The Robin Makes a Laughing Sound
The Robin Makes A Laughing Sound: A Birder’s Observations
Written and illustrated by Sallie Wolf
Pages designed by Micah Bornstein
Bird observations told in poetry, sketches, lists, and questions conveyed in a journal-scrapbook format.
- NSTA Outstanding Science Trade Book
- Starred review, School Library Journal
School Library Journal – starred review
“Wolf’s journal/sketchbook is arranged in eight-page sections by season, each beginning with a list of avian visitors. The charming, eye-catching format includes short dated nature notes written in script, some of them on glued or taped-in torn paper pieces; other paper scraps contain short typeset poems and small, labeled watercolors. . . . Two pages of author’s notes explain how Wolf became interested in birds as a result of a seventh-grade project, and how she developed her journaling style. A page of resources includes several outstanding Web sites, some top-notch guides, and books on birding. This small, instructional guide may provide the inspiration for young authors with even a bit of artistic talent to begin keeping nature journals of their own.”
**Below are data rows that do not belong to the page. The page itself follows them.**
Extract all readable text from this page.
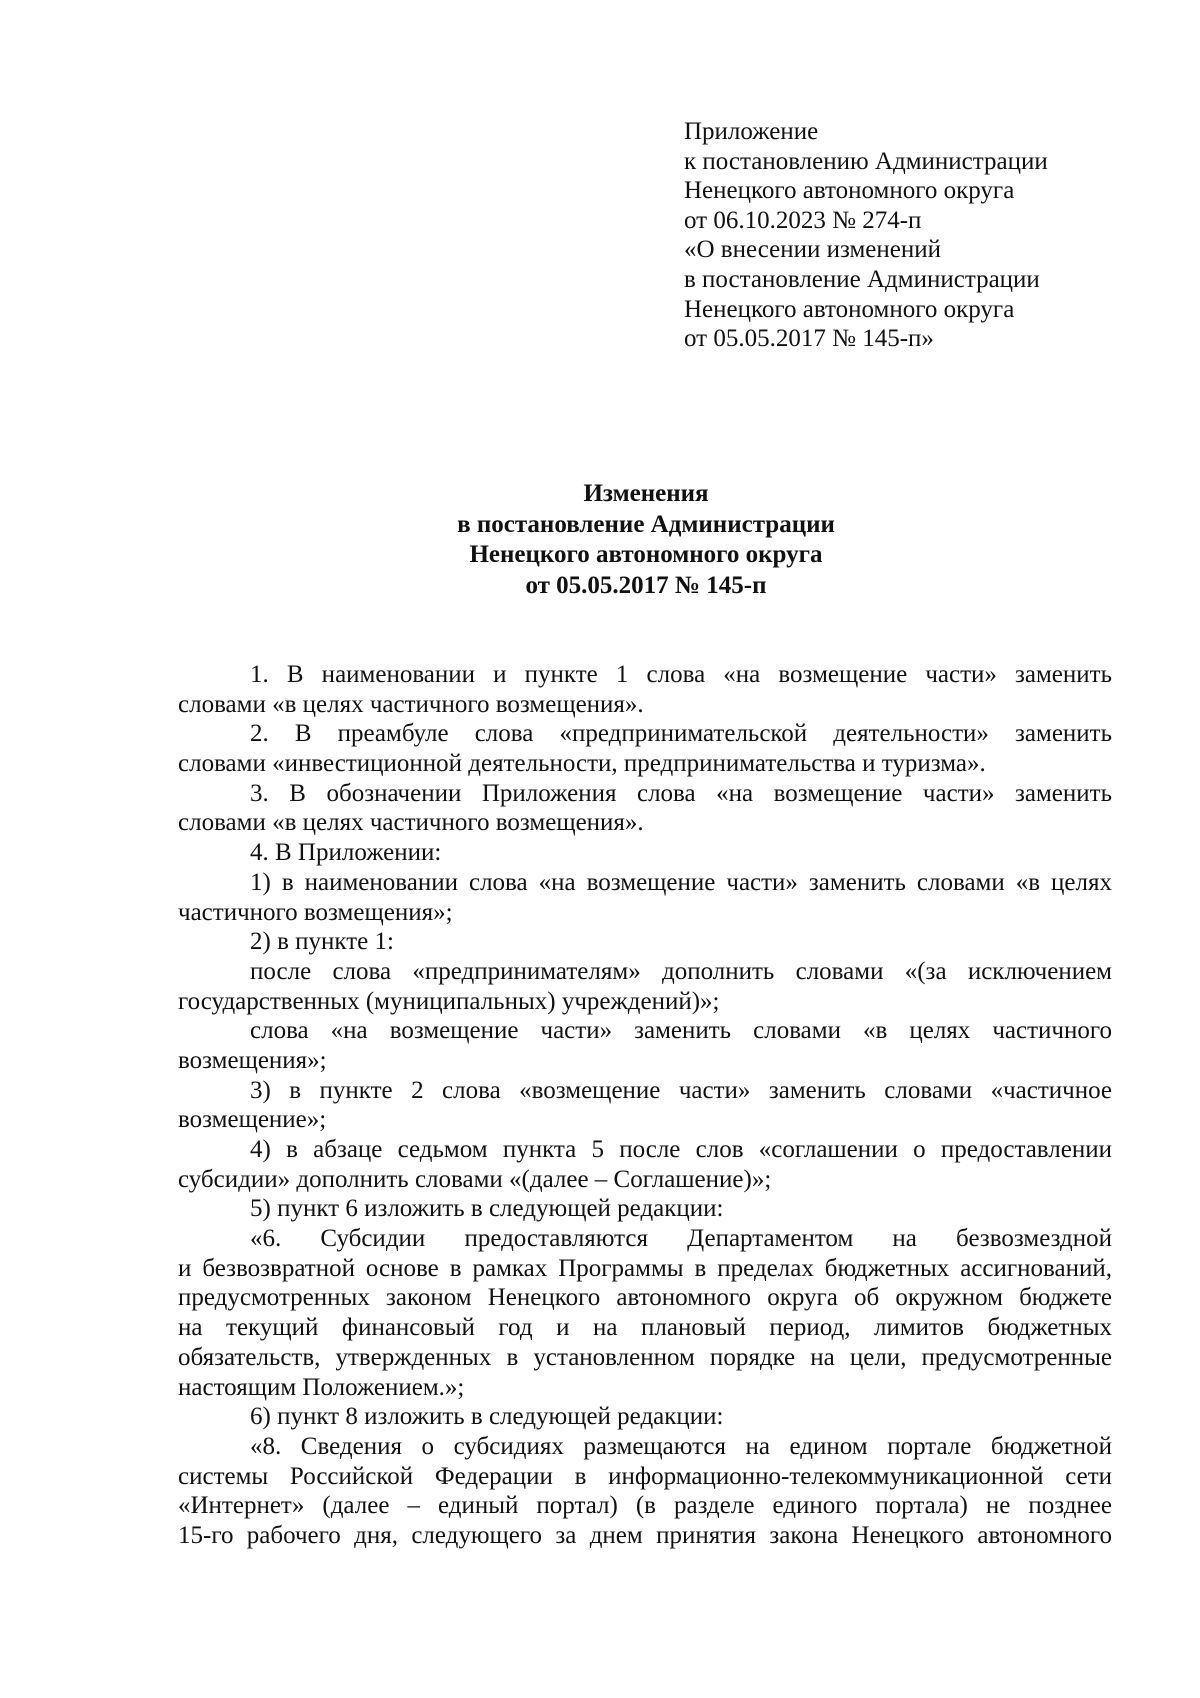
Приложение
к постановлению Администрации
Ненецкого автономного округа
от 06.10.2023 № 274-п
«О внесении изменений
в постановление Администрации
Ненецкого автономного округа
от 05.05.2017 № 145-п»
Изменения
в постановление Администрации
Ненецкого автономного округа
от 05.05.2017 № 145-п
1. В наименовании и пункте 1 слова «на возмещение части» заменить
словами «в целях частичного возмещения».
2. В преамбуле слова «предпринимательской деятельности» заменить
словами «инвестиционной деятельности, предпринимательства и туризма».
3. В обозначении Приложения слова «на возмещение части» заменить
словами «в целях частичного возмещения».
4. В Приложении:
1) в наименовании слова «на возмещение части» заменить словами «в целях
частичного возмещения»;
2) в пункте 1:
после слова «предпринимателям» дополнить словами «(за исключением
государственных (муниципальных) учреждений)»;
слова «на возмещение части» заменить словами «в целях частичного
возмещения»;
3) в пункте 2 слова «возмещение части» заменить словами «частичное
возмещение»;
4) в абзаце седьмом пункта 5 после слов «соглашении о предоставлении
субсидии» дополнить словами «(далее – Соглашение)»;
5) пункт 6 изложить в следующей редакции:
«6. Субсидии предоставляются Департаментом на безвозмездной
и безвозвратной основе в рамках Программы в пределах бюджетных ассигнований,
предусмотренных законом Ненецкого автономного округа об окружном бюджете
на текущий финансовый год и на плановый период, лимитов бюджетных
обязательств, утвержденных в установленном порядке на цели, предусмотренные
настоящим Положением.»;
6) пункт 8 изложить в следующей редакции:
«8. Сведения о субсидиях размещаются на едином портале бюджетной
системы Российской Федерации в информационно-телекоммуникационной сети
«Интернет» (далее – единый портал) (в разделе единого портала) не позднее
15-го рабочего дня, следующего за днем принятия закона Ненецкого автономного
“Thoughtful questions . . . and brief cursive notes . . . pepper the pages, and the winsome poems range from nursery-rhyme style . . . to more matter-of-fact free-verse observations of bird behavior. The journal’s most charming aspects, however, are the artful sketches and watercolor paintings–and the endearingly childlike sense of wonder reflected throughout.”
“This journal strikes a pensive and tranquil note, emphasizing the simple joys to be found in observing nature, birds in particular, rather than providing specific tactics for identifying species. Cursive lists of North American birds appear under a heading for each season, followed by a collage of bird sketches in ink and watercolor, journal entries, and careful observations that take the form of tender, sometimes surprising poems: “A pair of nuthatches used to visit my feeder every day./ That was before West Nile virus/ spread from bird to bird.” It should find an audience in nature-lovers, writers, and other contemplative readers.”
“Delightfully written and exquisitely illustrated, this book gives children and adults a glimpse of a birder’s journal. The author, a noted poet, shows her notes, draft sketches, and watercolors as she observes birds. Then her completed poems reflect her curiosity and fascination with what she’s learned.
“This NSTA/CBC Outstanding Science Trade Book . . . is a great model for student journals. The metacognition of the author as she thinks about what she knows and what she wants to know will help students understand the processes of science—especially observation and questioning. It also contains a great deal of concrete information about backyard birds and their behaviors. This is not only a great tool for teaching science and communication arts but also a book that you’ll want to hug.”
“This book, The Robin Makes a Laughing Sound (Charlesbridge, 2010), by Sallie Wolf, is a lovely book representation of a birder’s art journal. It has sketches, paintings, words, phrases, lists, and poems. . . .
“I think this could make a great book to have students use as a model. What a fun way to bring content area, wordplay, art, observation all together in one project!”
Pink Me blog
“Do you have a journal? A place to make lists, sketch things, glue in a clipping or a feather or a scrap of cloth? This is a book that asks, “If not, why not?”
“This extremely first-person book of poetry, prose and sketches is ostensibly about birds. But, like many books that are ostensibly about birds, it is really about being alive to the world around you. . . .
“Modest in size, with a design palette as muted as a winter day, with glowing accents like holly berries, this accessible little book will inspire readers to look around and listen, and to record the small events they witness.”